Recalling her career before Lafayette working to help low-income, first-generation, and underrepresented students enroll in higher education, Hurd stressed the need to let people know that they are welcome on campuses.
“I spent 15 years going to high schools, saying the four words all of us need to hear, which are ‘I believe in you,’” she said. “They don’t think that they can go to college, because again, back to this public discourse, we’ve told them it’s too expensive.
“We’ve made it too hard,” Hurd said. “We’ve left all sorts of talent on the sidelines as a country that needs to compete. And as a country that needs to have more participation in our democracy, we cannot leave huge swaths of students behind.”
Asked about the value of studying the humanities, Hurd said it creates a sense of community and empathy, and inspires critical thinking.
“I know college presidents aren’t supposed to say the ‘L’ word. But I’m going to go there, the sense of love and empathy,” she said.
“The liberal arts is where you get that space.

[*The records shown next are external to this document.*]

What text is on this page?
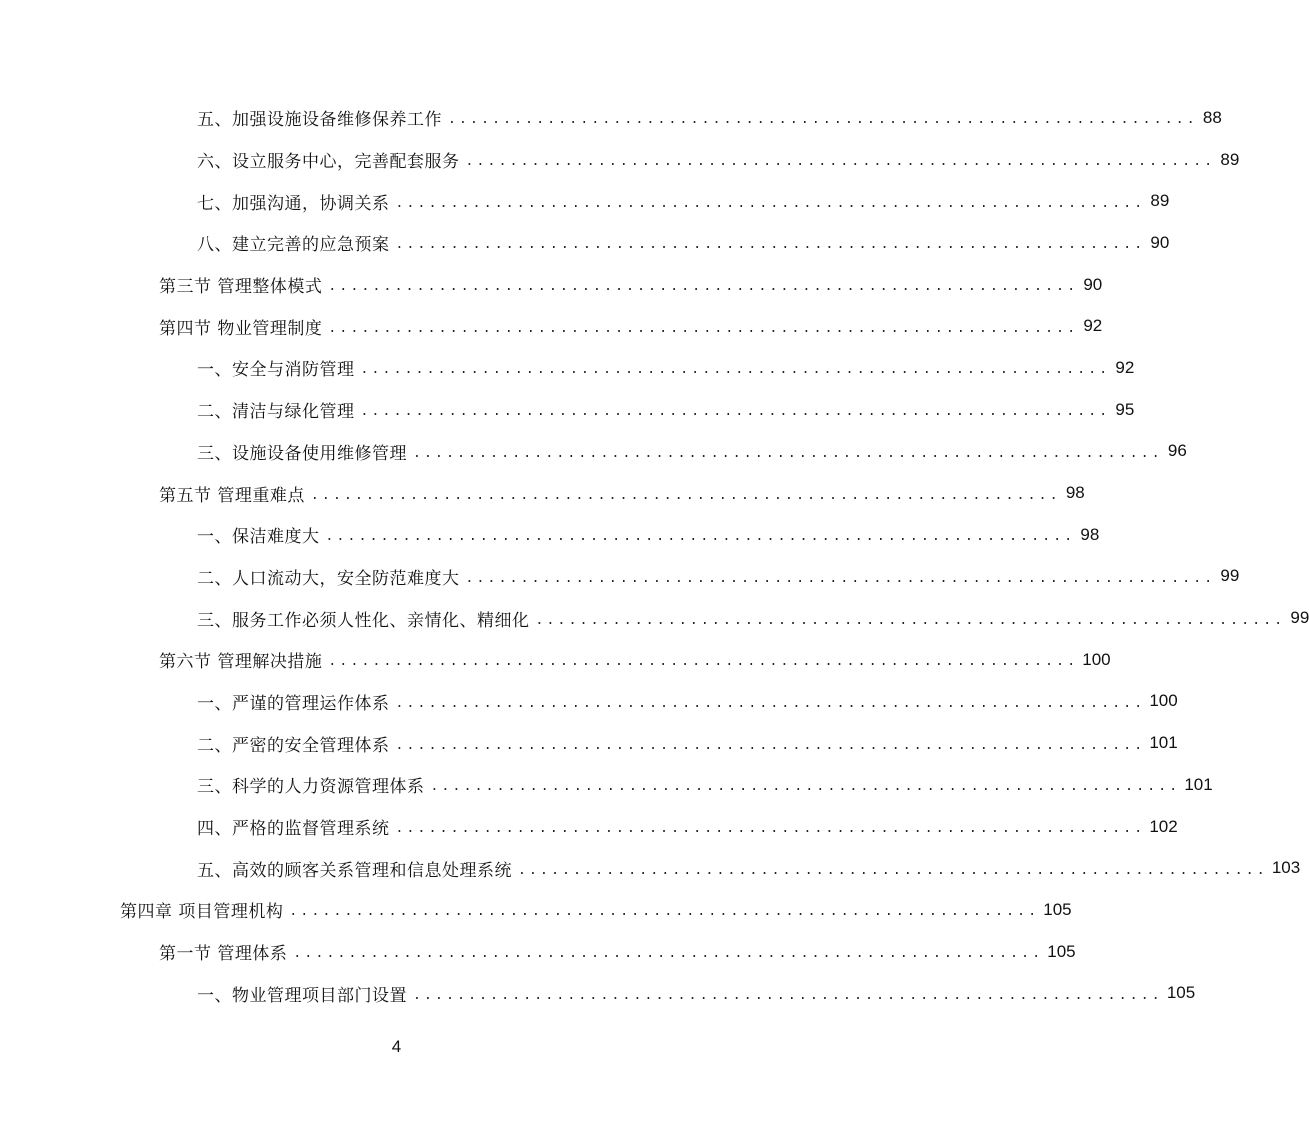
五、加强设施设备维修保养工作 .................................................................... 88
六、设立服务中心，完善配套服务 .................................................................... 89
七、加强沟通，协调关系 .................................................................... 89
八、建立完善的应急预案 .................................................................... 90
第三节 管理整体模式 .................................................................... 90
第四节 物业管理制度 .................................................................... 92
一、安全与消防管理 .................................................................... 92
二、清洁与绿化管理 .................................................................... 95
三、设施设备使用维修管理 .................................................................... 96
第五节 管理重难点 .................................................................... 98
一、保洁难度大 .................................................................... 98
二、人口流动大，安全防范难度大 .................................................................... 99
三、服务工作必须人性化、亲情化、精细化 .................................................................... 99
第六节 管理解决措施 .................................................................... 100
一、严谨的管理运作体系 .................................................................... 100
二、严密的安全管理体系 .................................................................... 101
三、科学的人力资源管理体系 .................................................................... 101
四、严格的监督管理系统 .................................................................... 102
五、高效的顾客关系管理和信息处理系统 .................................................................... 103
第四章 项目管理机构 .................................................................... 105
第一节 管理体系 .................................................................... 105
一、物业管理项目部门设置 .................................................................... 105
4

I love every day that I wake up on a campus where professors are teaching philosophy and ethics, and teaching religious studies and teaching history,” Hurd said, describing the cross-pollination of ideas and deep thinking that occurs at Lafayette whether in engineering or the humanities.
Hurd compared Lafayette students to sparks that become fireworks resulting from the liberal arts tradition.
“You cannot produce fireworks unless you get broad exposure,” she said. “And what a liberal arts education does is give you that breadth of exposure. You do the critical thinking so you can understand. I think the world would be a much better place, frankly, if we had more students thinking about humanities, not because they’re looking for a job, but they’re looking for a way to look at the world and understand that world that will allow them to be the kind of leaders we need them to be.”
Watch the entire panel discussion.
Lafayette College also had representation at this year’s Milken conference among its alumni community: Bennett Goodman ’79, executive chairman of Hunter Point Capital, Chip Bergh ’79 H ’22, president and CEO of Levi Strauss & Company, and Simmone Taitt ’04, founder and CEO of Poppy Seed Health.
The Milken Institute Global Conference attracts thought leaders who confront challenges across public health, business and industry, and society and culture. The Milken Institute, a nonprofit, nonpartisan think tank, was founded by financier Michael Milken with a mission to improve lives around the world by advancing innovative economic and policy solutions.